In late February, CKE Restaurants, Inc. (CKR) agreed to be acquired by Thomas H. Lee Partners, a private equity firm, for about $928 million, including $309 million of net debt. Under terms of the agreement, CKE had the right to search for a better offer, and in early April the company got one.
After going through due diligence, CKE announced that it was canceling the deal with Lee and accepting an offer from Apollo Management VII, L.P., valuing CKE at about $1 billion. That’s a fraction of McDonald’s Corp.’s (MCD) market cap of about $76 billion and about a third of the market cap for Burger King Holdings Inc. (BKC).
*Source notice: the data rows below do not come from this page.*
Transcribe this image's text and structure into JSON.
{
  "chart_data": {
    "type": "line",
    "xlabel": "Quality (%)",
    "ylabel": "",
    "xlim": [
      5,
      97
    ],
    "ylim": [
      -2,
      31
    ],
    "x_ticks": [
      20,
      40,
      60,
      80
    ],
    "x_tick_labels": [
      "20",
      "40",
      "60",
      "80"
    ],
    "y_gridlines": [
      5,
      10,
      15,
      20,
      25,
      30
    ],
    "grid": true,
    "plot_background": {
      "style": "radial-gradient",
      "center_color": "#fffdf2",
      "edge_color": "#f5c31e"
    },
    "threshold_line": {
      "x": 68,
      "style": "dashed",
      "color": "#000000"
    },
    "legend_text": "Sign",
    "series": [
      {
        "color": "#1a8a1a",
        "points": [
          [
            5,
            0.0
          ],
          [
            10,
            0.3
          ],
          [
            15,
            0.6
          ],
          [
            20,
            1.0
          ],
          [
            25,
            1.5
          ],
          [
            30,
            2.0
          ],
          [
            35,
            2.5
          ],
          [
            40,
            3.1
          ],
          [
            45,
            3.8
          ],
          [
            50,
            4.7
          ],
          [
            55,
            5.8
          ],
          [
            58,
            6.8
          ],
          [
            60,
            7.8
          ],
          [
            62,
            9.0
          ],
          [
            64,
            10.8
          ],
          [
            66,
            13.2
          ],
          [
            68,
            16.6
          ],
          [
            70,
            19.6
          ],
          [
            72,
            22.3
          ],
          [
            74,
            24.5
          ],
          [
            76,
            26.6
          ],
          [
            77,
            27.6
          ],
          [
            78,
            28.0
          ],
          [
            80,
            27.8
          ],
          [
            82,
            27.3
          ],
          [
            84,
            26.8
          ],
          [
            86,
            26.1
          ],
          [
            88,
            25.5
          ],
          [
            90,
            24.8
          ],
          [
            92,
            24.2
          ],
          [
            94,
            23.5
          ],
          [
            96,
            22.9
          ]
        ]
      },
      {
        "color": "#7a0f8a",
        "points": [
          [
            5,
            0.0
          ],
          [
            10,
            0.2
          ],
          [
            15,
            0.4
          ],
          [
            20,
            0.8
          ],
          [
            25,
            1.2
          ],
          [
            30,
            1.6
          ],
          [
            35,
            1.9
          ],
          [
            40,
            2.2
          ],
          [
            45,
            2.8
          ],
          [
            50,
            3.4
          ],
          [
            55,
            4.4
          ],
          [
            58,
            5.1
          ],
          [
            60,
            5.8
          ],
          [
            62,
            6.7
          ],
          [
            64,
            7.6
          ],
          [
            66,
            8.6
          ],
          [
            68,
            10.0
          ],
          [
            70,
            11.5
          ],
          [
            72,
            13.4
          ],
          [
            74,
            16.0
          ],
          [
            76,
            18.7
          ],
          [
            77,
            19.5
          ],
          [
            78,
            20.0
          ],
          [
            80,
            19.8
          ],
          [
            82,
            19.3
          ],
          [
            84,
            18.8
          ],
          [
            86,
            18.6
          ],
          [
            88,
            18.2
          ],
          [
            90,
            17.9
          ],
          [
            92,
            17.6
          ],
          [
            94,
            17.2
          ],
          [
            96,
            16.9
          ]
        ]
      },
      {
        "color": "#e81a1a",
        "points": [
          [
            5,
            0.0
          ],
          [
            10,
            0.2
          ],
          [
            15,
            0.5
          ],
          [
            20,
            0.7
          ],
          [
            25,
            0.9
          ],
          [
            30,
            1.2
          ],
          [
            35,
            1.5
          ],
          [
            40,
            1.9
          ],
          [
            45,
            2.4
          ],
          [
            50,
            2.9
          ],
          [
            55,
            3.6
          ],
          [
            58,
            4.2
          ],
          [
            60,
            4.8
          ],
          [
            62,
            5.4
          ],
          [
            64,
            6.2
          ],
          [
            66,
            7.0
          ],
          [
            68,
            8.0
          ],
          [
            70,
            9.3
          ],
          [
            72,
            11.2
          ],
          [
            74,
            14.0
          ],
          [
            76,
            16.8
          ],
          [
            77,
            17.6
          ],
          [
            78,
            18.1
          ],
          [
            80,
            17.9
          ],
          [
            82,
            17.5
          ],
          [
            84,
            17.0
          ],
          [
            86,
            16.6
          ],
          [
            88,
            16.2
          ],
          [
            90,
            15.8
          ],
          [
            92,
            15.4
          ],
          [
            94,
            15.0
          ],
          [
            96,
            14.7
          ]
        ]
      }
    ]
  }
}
CKE’s market cap is about $680 million, so Apollo’s offer represents a 40% premium.
CKE’s share price took a big bounce when the deal with Lee was announced, from $8.91 to $11.37 in one day, up 28%. The shares are trading at about $1 higher today, down a little from Friday, when the stock set a new 52-week high.
CKE, which owns Hardee’s and Carl’s Jr. restaurants, has been trailing its larger competitors’ growth rates since last October and would still be way behind were it not for the buyout offers. Apollo, and its founder Leon Black, were among the first private equity firms to go after distressed companies and the company grew to where it now holds about $50 billion in assets.
But Apollo has done some deals recently that haven’t worked out too well. The company bought Linens ‘n Things, which has since filed for bankruptcy and Harrah’s Entertainment is restructuring debt in an effort to avoid bankruptcy. Real estate firm Realogy and retailer Claire’s stores have also announced distressed-debt buybacks. Apollo’s offer to buy the Great America amusement park in California for $635 million has also run into opposition from a couple of large shareholders.
Apollo’s $3.8 billion purchase of General Electric Co.’s (GE) silicone plants is lost almost a billion dollars last year under the name Momentive. Sales at CKE are expected to be no better than flat for the current fiscal year, and profits are expected to be down, from EPS of $0.87 in 2009 to an estimated EPS of $0.81 for 2010.
Hardee’s and Carl’s Jr. have been struggling and, without the Lee offer and subsequent sweetening by Apollo, CKE would still be struggling to get back to even with a year ago’s share price. It’s hard to discern what Apollo sees in this deal, but then they bought Linen ‘n Things too. The company must issue rose-colored glasses at the door.